Esa salvación por la lírica es parte de lo autobiográfico presente en los distintos libros antologados en el texto que comentamos. Gil es del tipo de poeta que no tiene miramientos consigo mismo ni con nadie, ni con sus seres amados –a los cuales trata con desgarrada ternura y emoción-; ni con los artistas que admira, a los que se dirige con una familiaridad enraizada en el amor y el horror compartidos, en la búsqueda del “poema”, en pos del cual parece haber ido desde el seno materno; ni con esa Divinidad de la que tan pronto reniega como siente próxima y desamparada o esperanzada como él mismo: “Dios entiende que los perdedores tenemos mucho que ganar”.

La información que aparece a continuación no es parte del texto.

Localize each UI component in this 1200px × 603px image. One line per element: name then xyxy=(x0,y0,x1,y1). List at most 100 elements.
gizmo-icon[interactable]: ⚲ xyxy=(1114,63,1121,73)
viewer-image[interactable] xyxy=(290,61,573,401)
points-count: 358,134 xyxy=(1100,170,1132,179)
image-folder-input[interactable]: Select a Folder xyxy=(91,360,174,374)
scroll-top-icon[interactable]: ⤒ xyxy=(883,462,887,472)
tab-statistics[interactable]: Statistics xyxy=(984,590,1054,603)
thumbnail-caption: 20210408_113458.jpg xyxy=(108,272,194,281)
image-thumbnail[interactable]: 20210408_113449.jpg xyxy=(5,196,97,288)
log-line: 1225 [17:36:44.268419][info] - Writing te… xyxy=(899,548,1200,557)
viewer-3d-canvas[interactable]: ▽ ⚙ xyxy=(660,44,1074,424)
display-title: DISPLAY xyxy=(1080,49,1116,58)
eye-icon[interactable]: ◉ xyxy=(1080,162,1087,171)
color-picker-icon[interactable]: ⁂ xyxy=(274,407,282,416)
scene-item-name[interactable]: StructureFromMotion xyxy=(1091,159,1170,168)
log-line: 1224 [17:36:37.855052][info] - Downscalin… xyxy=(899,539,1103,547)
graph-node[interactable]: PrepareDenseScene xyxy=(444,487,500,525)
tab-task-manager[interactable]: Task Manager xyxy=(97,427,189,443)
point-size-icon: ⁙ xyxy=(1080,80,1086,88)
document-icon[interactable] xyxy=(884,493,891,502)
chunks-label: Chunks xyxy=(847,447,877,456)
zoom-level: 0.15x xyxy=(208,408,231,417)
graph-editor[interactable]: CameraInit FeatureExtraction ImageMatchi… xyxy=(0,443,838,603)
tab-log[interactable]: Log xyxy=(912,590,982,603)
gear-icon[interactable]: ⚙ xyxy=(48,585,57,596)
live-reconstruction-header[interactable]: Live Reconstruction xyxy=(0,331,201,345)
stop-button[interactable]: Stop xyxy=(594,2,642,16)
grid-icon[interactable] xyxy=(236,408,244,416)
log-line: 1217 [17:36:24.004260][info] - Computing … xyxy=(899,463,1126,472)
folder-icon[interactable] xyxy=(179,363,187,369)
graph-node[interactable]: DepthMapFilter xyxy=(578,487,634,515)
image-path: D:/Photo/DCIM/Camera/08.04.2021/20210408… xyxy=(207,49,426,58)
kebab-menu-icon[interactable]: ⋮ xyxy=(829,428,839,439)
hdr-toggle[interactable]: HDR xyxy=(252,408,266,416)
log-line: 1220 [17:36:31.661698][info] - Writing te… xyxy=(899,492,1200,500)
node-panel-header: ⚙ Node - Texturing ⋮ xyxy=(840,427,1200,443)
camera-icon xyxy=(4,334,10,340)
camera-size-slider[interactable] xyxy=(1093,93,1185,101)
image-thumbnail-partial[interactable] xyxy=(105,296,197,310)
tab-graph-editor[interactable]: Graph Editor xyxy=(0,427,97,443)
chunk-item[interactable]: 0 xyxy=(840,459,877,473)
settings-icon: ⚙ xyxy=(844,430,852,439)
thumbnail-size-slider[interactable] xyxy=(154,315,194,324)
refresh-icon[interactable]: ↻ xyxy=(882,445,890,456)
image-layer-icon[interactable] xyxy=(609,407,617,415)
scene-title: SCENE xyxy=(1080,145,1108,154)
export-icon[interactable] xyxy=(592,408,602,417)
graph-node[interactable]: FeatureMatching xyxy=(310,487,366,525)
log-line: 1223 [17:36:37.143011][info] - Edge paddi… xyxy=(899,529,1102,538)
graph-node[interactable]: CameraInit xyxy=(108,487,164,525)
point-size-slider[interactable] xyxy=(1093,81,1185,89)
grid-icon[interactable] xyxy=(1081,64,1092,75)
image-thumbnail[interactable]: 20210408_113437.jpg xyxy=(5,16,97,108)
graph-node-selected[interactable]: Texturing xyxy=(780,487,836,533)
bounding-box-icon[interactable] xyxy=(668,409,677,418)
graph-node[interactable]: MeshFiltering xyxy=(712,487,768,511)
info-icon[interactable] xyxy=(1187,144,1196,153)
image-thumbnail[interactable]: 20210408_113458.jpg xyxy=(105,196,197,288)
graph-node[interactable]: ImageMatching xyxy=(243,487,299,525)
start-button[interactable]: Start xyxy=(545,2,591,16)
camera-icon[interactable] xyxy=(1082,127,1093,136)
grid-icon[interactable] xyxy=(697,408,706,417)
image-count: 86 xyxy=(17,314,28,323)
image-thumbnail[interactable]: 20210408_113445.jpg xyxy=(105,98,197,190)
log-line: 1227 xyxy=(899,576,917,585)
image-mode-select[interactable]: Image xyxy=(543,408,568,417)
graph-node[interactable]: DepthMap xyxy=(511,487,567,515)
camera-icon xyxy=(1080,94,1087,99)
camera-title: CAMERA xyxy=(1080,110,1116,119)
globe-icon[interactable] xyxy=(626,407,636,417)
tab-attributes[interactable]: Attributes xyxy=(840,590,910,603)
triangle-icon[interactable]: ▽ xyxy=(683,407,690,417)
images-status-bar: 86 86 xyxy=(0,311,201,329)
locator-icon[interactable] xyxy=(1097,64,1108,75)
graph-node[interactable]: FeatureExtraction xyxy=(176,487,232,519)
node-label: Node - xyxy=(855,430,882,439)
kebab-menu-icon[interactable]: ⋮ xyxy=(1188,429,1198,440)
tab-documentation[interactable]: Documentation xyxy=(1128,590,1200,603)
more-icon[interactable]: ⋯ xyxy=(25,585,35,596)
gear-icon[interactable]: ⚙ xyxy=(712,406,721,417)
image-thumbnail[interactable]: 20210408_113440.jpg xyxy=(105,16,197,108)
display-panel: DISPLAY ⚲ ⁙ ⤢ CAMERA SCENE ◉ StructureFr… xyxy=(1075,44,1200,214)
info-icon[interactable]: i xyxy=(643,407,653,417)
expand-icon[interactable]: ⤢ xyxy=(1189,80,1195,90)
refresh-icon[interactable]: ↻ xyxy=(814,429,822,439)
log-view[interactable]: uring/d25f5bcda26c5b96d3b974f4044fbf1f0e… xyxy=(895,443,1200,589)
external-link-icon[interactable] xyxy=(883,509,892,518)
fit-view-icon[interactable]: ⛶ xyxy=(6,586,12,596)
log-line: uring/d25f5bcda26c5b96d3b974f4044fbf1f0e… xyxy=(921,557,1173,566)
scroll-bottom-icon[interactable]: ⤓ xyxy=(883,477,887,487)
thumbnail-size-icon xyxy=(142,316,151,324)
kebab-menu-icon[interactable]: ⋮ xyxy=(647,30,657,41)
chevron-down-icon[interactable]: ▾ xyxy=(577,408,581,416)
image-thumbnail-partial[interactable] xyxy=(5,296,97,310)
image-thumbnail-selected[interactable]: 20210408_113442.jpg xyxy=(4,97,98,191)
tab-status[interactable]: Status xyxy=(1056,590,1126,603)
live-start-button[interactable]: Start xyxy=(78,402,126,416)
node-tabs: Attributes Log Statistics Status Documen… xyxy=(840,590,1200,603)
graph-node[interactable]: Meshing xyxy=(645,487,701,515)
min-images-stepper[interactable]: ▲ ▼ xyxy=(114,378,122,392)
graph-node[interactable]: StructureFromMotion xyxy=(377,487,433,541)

Finalizo con una cordial recomendación: lean ustedes, critiquen, admiren, acepten o rechacen la obra poética y narrativa de Gil; hay tantos aspectos que no han sido ni siquiera tocados en esta presentación, pero que ustedes, en su sagacidad de lectores, habrán de descubrir; tanta riqueza humana, formal y de oficio; mas, no dejen de reparar en uno de los rasgos que más conmueven: su desacralización de los poetas, a los que desprestigia con duros epítetos, por su vanidad y vacuidad, pero con quienes, al mismo tiempo, se siente solidario, próximo, hermano, en esa orfandad sin límites del arte, porque “lo desastroso es que no saben que cada uno es una circunscripción del olvido.”
(Texto leído en la presentación de la antología personal 17 puñaladas no son nada de Pedro Gil, el viernes 14 de enero del 2011 en la Sala de Conciertos de la ULEAM).